The Charity Commission has taken £15,000 from an organisation that was posing as a registered charity by using another organisation’s charity number after a statutory inquiry found it was failing to monitor funds sent to Syria.
In a report released on Friday, the commission said the money, taken from the Global Welfare Project, which was appealing for public donations to help people in poorer countries, particularly Syria, had been redirected to a registered charity.
The commission said it was contacted by West Yorkshire Police in 2014 about the organisation. It had had confirmed to the police that it was not a registered charity and that the commission had not received an application to register the organisation as a charity.

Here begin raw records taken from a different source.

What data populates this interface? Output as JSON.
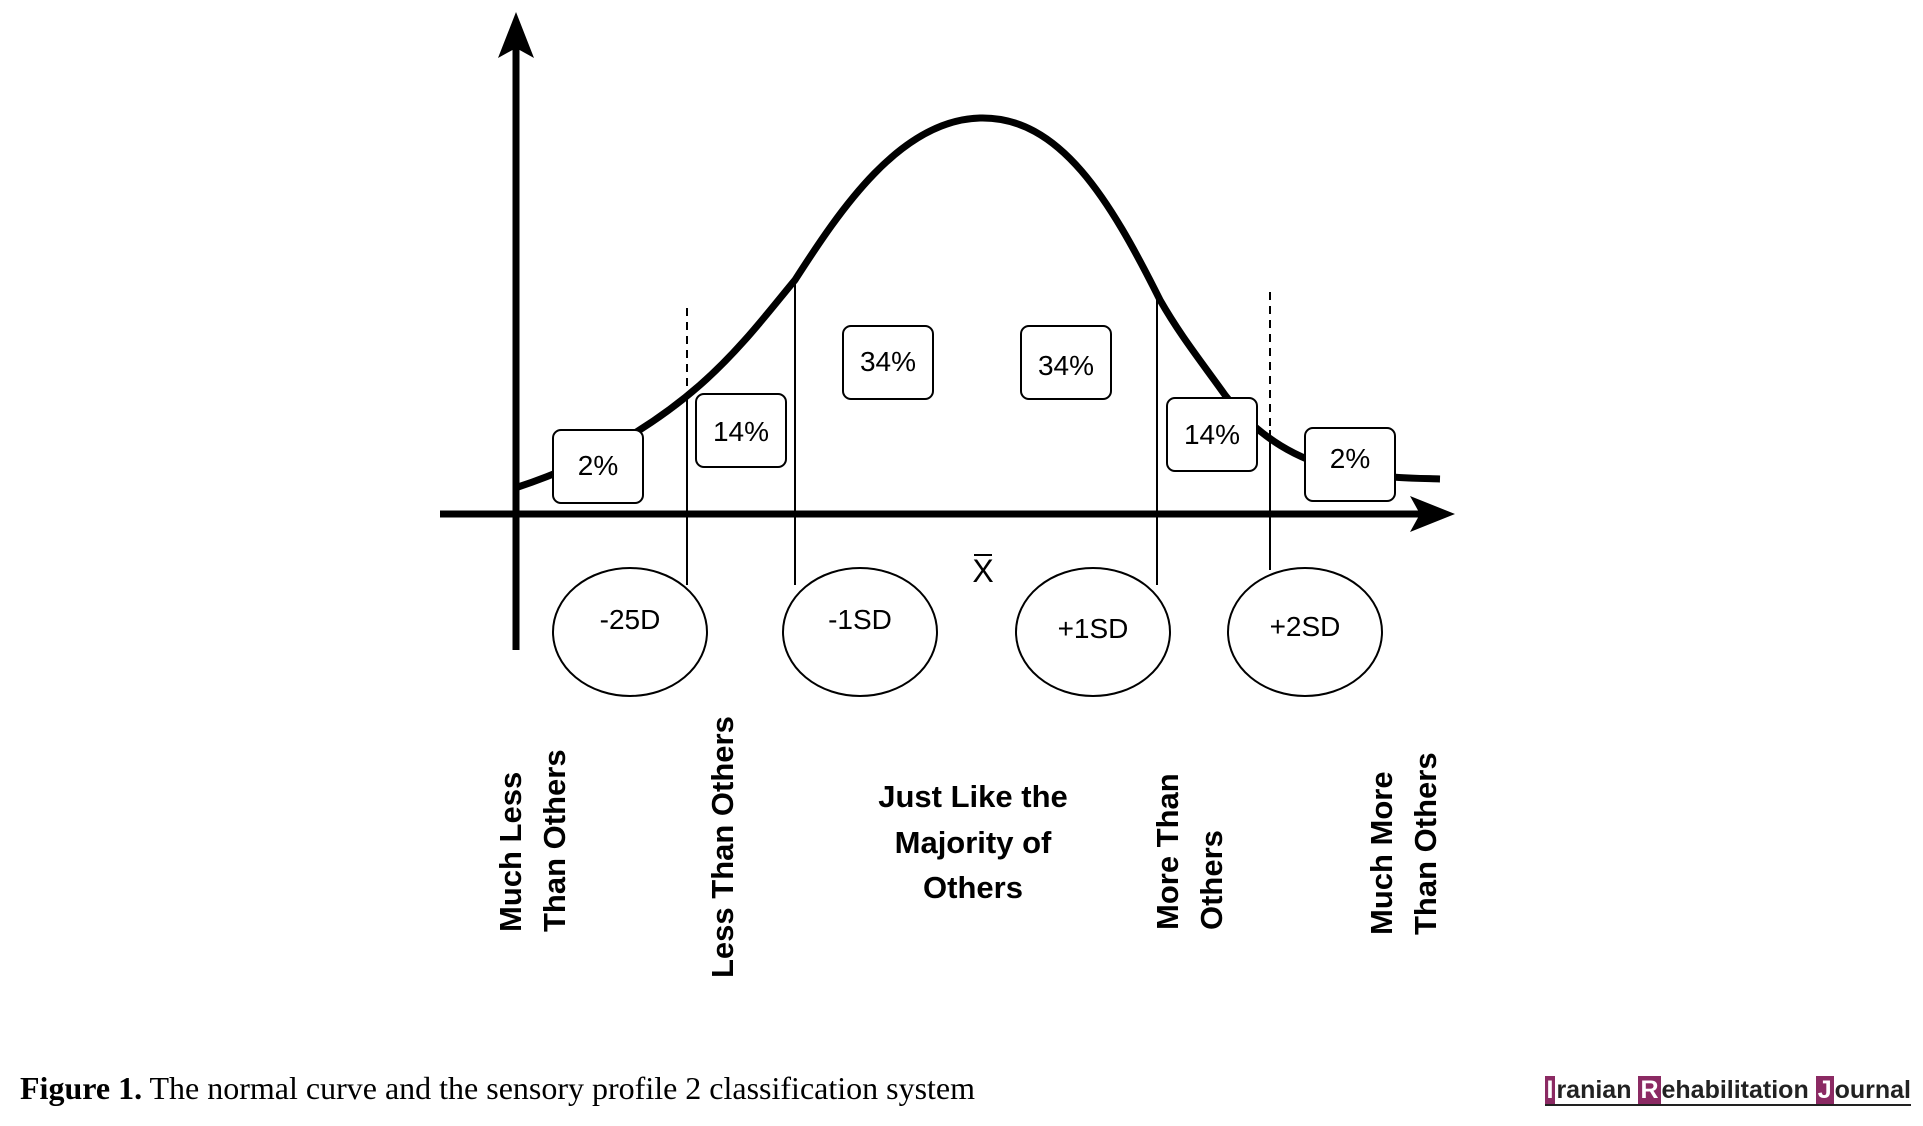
{
  "diagram": {
    "percent_boxes": [
      "2%",
      "14%",
      "34%",
      "34%",
      "14%",
      "2%"
    ],
    "sd_labels": [
      "-25D",
      "-1SD",
      "+1SD",
      "+2SD"
    ],
    "mean_label": "X",
    "categories": {
      "much_less": [
        "Much Less",
        "Than Others"
      ],
      "less": [
        "Less Than Others"
      ],
      "just_like": [
        "Just Like the",
        "Majority of",
        "Others"
      ],
      "more": [
        "More Than",
        "Others"
      ],
      "much_more": [
        "Much More",
        "Than Others"
      ]
    }
  },
  "caption": {
    "label": "Figure 1.",
    "text": " The normal curve and the sensory profile 2 classification system"
  },
  "journal": {
    "initials": [
      "I",
      "R",
      "J"
    ],
    "words": [
      "ranian ",
      "ehabilitation ",
      "ournal"
    ]
  }
}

But the organisation’s website claimed it had charity status, the commission’s report said, and was displaying a registered charity number for a separate charity that was registered with the commission.
It was decided that the money raised by the organisation was for charitable purposes, the regulator said, and on 19 May 2014 it opened a statutory inquiry.
Two days later, five people connected to the organisation, including the trustees, were arrested and the organisation’s bank account was frozen. An application to register the organisation as a charity was also made.
Once the police investigation was completed in 2016 – with no charges brought – the commission resumed its inquiry. It focused on the organisation pretending to be a charity, and the possibility for public trust in charities to be damaged and charitable funds abused and/or misapplied.
The commission concluded that the organisation was misleading the public by allowing them to believe they were supporting a registered charity. The trustees said displaying the number that was on the website was done in error, according to the report.
There was also limited information on how the trustees would spend the funds donated to it, the commission said, and the trustees failed to verify how the charitable funds spent were then used, despite operating in war-torn countries such as Syria.
The commission therefore decided that there had been misconduct and/or mismanagement in the administration of charitable funds due to using another charity’s registration number and failing to maintain accurate records.
The website of the organisation had now been closed at the commission’s request, the regulator said, with the trustees having spent £17,900 of the £33,400 originally raised.
The remaining £15,500 was distributed to another charity operating in Syria, according to the commission.